Here are my guidelines for parents with children approaching college age:

First, keep them home for the first two years, 17 or 18 is too young to be put in the middle of temptations many are not mature enough to resist. Send them to a local community college to take required courses. You and they will save money while you help them make good judgments. Taking college classes online is cheaper still.

Second, fathers have a conversation — in fact many conversations — with your daughters. They need to know they are valuable and should not cheapen themselves by engaging in premarital sex and that they should marry a man who will be committed to them and any children they have together. Quaint, I know, but the benefits are many.

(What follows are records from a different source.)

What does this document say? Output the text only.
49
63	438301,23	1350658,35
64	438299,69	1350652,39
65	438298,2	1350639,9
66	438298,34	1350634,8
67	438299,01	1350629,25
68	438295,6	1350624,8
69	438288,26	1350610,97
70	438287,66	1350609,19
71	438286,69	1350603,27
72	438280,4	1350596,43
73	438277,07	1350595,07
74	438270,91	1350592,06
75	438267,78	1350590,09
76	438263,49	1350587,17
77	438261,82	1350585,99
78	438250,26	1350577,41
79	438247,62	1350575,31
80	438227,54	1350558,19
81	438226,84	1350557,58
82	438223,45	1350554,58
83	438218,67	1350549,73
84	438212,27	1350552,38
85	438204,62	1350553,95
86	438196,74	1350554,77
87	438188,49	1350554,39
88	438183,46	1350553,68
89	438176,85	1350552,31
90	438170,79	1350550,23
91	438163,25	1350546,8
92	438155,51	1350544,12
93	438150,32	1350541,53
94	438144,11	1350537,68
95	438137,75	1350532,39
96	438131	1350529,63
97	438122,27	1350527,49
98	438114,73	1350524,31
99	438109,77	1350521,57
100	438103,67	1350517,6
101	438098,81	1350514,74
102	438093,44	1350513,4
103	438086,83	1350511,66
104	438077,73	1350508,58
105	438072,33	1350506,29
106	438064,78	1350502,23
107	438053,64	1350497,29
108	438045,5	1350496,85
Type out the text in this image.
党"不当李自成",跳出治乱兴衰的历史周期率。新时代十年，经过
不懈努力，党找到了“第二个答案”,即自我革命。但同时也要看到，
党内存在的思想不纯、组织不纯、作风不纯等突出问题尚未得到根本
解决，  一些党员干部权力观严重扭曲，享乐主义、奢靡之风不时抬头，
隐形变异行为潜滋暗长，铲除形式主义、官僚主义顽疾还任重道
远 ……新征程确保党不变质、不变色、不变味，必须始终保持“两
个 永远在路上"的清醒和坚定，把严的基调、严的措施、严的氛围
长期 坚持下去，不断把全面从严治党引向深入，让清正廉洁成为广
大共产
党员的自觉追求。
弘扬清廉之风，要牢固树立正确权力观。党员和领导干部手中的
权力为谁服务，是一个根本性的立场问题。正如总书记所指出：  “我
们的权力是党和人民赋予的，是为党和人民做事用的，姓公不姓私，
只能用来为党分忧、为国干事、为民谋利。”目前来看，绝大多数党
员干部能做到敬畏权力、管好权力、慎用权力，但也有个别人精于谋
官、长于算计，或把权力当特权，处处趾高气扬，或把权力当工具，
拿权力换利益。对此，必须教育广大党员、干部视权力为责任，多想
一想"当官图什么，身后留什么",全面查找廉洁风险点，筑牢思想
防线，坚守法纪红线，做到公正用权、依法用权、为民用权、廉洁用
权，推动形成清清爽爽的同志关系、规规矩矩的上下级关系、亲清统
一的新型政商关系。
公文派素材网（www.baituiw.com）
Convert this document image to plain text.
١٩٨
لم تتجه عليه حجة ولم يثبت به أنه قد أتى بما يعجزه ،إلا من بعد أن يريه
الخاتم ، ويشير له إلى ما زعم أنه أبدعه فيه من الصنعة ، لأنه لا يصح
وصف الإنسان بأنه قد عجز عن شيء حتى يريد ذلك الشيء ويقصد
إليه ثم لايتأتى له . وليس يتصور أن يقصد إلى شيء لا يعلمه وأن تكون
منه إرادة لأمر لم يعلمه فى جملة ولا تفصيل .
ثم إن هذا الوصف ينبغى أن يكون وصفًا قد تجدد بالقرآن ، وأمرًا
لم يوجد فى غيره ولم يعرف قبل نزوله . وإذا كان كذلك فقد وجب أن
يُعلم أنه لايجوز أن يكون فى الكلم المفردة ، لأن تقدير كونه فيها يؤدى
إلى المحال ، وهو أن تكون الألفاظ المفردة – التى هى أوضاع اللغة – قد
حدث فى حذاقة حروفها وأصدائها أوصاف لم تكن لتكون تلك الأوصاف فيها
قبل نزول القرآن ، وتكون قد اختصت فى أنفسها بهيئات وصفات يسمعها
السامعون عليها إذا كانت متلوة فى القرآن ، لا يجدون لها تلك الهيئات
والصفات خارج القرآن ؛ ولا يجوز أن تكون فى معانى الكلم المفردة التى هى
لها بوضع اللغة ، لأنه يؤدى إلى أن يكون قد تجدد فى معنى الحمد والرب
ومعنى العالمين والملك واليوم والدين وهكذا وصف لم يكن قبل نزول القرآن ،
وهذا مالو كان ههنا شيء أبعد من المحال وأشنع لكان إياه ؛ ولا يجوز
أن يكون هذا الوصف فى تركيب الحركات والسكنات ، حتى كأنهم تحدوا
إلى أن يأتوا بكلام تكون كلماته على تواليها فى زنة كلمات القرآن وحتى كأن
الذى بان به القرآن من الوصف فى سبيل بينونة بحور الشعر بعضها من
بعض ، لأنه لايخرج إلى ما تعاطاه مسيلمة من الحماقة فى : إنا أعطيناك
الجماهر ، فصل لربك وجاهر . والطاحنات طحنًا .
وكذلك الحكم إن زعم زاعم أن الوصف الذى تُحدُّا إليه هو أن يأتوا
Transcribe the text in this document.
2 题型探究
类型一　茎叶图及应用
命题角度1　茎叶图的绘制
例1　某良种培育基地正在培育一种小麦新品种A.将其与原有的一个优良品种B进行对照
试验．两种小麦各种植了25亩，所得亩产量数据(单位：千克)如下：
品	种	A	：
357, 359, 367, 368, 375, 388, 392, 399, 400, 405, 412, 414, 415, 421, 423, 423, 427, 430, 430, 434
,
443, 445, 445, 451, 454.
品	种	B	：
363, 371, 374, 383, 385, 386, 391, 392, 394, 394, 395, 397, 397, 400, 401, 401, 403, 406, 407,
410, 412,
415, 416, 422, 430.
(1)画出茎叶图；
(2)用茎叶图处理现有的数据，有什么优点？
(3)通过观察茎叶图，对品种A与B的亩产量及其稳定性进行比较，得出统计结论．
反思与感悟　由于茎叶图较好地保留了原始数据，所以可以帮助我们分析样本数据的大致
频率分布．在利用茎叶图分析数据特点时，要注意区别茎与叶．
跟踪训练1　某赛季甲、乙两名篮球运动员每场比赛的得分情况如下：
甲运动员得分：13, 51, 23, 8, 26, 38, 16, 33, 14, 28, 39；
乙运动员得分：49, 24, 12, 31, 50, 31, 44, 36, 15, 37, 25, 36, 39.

Third, before you send your daughter off to college, pick a good one, not a party school. Tell her if she is going someplace where there is likely to be drinking, don’t drink much, if at all. Suggest a friend go along who will look after her and walk her back to the dorm. Tell her to associate with people of good character for mutual reinforcement.

Virginity, fidelity and self-control are virtues that have disappeared from modern culture, but their loss has brought unhappiness, STDs, abortion, broken or damaged relationships and a lack of self-worth. For young men, too, chivalry appears to be dead.

Culture mocks virgins and teetotalers, but what it offers instead is a societal train wreck that has contributed to sexual assaults and a litany of misery.